Notre double préjugé contre les longs débats introduits dans l’histoire est peu partagé par nos voisins. L’impatience du lecteur britannique, outre qu’elle est étrangère à son tempérament, est moins à redouter dans ce genre d’écrit qu’en tout autre. Il y a longtemps que lord Clarendon, le premier en date et en dignité, a fait contracter à l’histoire anglaise le goût de marcher lentement et majestueusement, accompagnée d’un gros bagage de dépêches et de documens officiels. Quant au soupçon qui pèserait sur l’écrivain d’étaler sa peine et son labeur, il ne vient pas à la pensée d’un public qui ne prétend pas comme le nôtre n’avoir pour lui que le plaisir, qui ne se hâte pas de donner gain de cause à celui qui plaît davantage, et qui se résigne à être moins vite au fait afin d’être mieux en mesure de se décider par lui-même. La multiplicité des détails où il est entraîné par des habitudes judiciaires n’est donc pas ici un écueil pour l’historien, qui puise encore dans ces habitudes un discernement précieux. Connaître les affaires est sans doute la grande condition pour écrire l’histoire. — Gibbon siégea au parlement et vécut dans l’intimité de certains hommes d’état français.

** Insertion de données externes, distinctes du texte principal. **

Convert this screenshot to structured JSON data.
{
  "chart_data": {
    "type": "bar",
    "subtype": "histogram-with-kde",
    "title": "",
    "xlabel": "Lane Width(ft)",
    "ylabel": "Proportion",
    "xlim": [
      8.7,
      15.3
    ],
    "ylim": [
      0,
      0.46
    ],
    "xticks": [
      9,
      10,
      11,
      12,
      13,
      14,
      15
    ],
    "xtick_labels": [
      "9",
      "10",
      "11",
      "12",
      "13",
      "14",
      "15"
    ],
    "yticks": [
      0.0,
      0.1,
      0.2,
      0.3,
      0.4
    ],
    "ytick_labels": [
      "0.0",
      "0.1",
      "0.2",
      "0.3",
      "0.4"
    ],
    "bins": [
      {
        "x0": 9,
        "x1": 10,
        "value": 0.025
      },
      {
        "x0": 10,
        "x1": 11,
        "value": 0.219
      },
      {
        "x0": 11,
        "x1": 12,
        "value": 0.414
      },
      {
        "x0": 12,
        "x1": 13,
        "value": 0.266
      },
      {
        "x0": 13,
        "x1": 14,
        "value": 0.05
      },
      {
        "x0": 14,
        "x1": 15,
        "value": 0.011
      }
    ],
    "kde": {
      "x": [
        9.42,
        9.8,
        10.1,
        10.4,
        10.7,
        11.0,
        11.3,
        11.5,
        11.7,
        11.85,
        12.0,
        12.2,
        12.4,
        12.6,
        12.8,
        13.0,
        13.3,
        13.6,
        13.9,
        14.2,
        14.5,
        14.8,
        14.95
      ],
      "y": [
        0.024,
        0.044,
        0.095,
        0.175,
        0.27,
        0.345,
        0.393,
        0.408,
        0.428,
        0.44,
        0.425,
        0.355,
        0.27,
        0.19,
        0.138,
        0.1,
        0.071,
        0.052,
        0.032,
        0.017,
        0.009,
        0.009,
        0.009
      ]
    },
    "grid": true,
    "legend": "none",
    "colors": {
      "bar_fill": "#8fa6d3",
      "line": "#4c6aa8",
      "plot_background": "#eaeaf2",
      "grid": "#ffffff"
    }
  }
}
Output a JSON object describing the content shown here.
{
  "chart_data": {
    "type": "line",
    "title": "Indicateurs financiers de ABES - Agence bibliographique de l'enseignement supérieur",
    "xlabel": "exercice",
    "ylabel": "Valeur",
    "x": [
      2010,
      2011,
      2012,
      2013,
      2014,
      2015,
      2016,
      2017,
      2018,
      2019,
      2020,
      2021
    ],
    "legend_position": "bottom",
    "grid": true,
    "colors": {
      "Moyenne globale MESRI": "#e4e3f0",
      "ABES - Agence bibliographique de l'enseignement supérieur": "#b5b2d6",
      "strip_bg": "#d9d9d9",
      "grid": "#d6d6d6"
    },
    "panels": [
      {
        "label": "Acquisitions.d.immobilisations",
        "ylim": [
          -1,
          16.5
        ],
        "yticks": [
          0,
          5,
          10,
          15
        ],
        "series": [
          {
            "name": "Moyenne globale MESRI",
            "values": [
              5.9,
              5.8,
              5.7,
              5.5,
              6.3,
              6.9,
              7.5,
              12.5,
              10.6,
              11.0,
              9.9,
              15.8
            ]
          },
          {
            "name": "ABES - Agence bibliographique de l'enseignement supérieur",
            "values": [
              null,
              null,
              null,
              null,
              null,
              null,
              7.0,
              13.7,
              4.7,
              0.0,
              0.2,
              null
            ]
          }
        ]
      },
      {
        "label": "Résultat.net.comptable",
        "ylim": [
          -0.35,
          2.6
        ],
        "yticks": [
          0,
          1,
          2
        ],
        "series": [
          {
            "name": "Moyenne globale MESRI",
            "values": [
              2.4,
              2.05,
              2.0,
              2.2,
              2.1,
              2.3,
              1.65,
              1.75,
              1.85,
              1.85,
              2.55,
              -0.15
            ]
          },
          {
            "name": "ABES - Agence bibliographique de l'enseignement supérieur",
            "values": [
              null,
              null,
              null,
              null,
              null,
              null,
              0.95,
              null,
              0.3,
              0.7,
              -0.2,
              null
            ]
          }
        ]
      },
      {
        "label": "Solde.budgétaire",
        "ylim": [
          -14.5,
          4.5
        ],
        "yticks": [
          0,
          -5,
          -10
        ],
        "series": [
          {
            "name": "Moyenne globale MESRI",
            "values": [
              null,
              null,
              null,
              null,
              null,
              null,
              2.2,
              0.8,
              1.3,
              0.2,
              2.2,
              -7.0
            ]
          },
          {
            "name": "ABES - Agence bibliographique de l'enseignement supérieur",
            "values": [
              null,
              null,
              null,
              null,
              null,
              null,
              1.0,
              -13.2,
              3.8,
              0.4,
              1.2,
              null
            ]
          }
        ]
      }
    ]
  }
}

Hume était sous-secrétaire d’état après avoir été secrétaire de légation. Un puissant parti ecclésiastique de l’Ecosse reconnut pour chef Robertson, qui le gouverna. Les fonctions d’orateur parlementaire, de gouverneur de l’Inde et de payeur-général n’ont pas été inutiles à Macaulay. Ces grands historiens toutefois n’ont pas toujours été curieux des choses petites ou peu connues

  1. Voyez la Revue du 1er juillet.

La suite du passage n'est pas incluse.